Satel’s substitution of one political value for another nicely illustrates a point made by many philosophers of science. Scientific inquiry is an attempt to answer questions concerning the world around us. The questions we ask and the kind of answers we expect are not forced upon us by nature itself. Rather, our study of nature reflects extra-scientific motivations. She insists that public health questions be answered by appeal to factors that are within the control of individuals. Her opponents are answering questions about disease by appeal to social factors that are not within the control of individuals. This choice of scientific questions is fundamentally a political one: Should heath care interventions emphasize individual responsibility or social action?

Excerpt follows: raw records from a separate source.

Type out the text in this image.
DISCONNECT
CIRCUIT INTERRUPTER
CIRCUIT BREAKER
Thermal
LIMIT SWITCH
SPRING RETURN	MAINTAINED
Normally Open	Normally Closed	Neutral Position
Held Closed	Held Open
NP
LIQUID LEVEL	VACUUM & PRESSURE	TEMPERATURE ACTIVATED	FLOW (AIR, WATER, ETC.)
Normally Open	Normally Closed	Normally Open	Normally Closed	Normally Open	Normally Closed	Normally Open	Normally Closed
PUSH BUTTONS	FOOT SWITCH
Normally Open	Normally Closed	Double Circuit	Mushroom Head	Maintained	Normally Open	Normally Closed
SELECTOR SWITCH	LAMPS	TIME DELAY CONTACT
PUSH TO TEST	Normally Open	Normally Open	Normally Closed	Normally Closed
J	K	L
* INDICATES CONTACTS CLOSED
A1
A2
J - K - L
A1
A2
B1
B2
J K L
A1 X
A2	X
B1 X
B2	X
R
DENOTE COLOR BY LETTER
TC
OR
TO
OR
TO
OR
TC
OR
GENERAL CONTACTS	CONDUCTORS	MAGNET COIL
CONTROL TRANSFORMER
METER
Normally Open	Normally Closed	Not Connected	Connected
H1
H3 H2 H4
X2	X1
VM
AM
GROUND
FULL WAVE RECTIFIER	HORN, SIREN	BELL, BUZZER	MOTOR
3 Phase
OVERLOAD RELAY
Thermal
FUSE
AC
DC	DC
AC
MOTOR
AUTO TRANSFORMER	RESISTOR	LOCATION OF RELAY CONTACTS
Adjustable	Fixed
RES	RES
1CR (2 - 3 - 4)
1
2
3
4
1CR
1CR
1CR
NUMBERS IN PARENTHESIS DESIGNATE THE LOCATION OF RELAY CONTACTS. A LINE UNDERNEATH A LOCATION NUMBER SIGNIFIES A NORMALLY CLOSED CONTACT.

The issue is political, but as Satel recognizes, it is not entirely political. Different emphases in public health can have measurably different heath outcomes. Empirical evidence thus bears on the question of what sort of questions we ought to pursue in public health.

Satel insists that public health purged of the politics of race is better medicine. There is an important reason why this is not true: If the concept of race were eliminated from medicine, physician diagnoses would be less reliable. High prevalence of a disease in a population increases the likelihood that a member of that population has the disease. A physician must take account of this baseline probability when she makes a diagnosis. It is therefore important for a physician to know population-level generalizations about disease.

Rates of lung cancer are much higher among coal miners than among university professors, so it is important to know the patient’s occupation. Since race correlates with disease, knowledge of the patient’s race is a crucial piece of information for the physician. Race is therefore an important diagnostic variable, and failure to study correlations between race and disease would lead to poor diagnosis.

The attempt to free medicine from social policy succeeds only in interjecting different values into scientific inquiry. This should be no surprise. Values and interests guide our scientific questions, so a strictly value-free inquiry is impossible. Rather than pretending that science could be purged of values, we need to deliberate on the values that undergird particular scientific inquiries. We need to reflect not only on the values themselves, but on the methodological consequences of their adoption and the practical results of the science so conducted.

Race is a particularly important topic because of the continuing ramifications of slavery, discrimination and colonization. As long as we feel these consequences in our lives, the concept of race will remain important for medicine.


This essay first appeared in the April/May 2002 issue of The Academic Exchange and is reprinted with permission.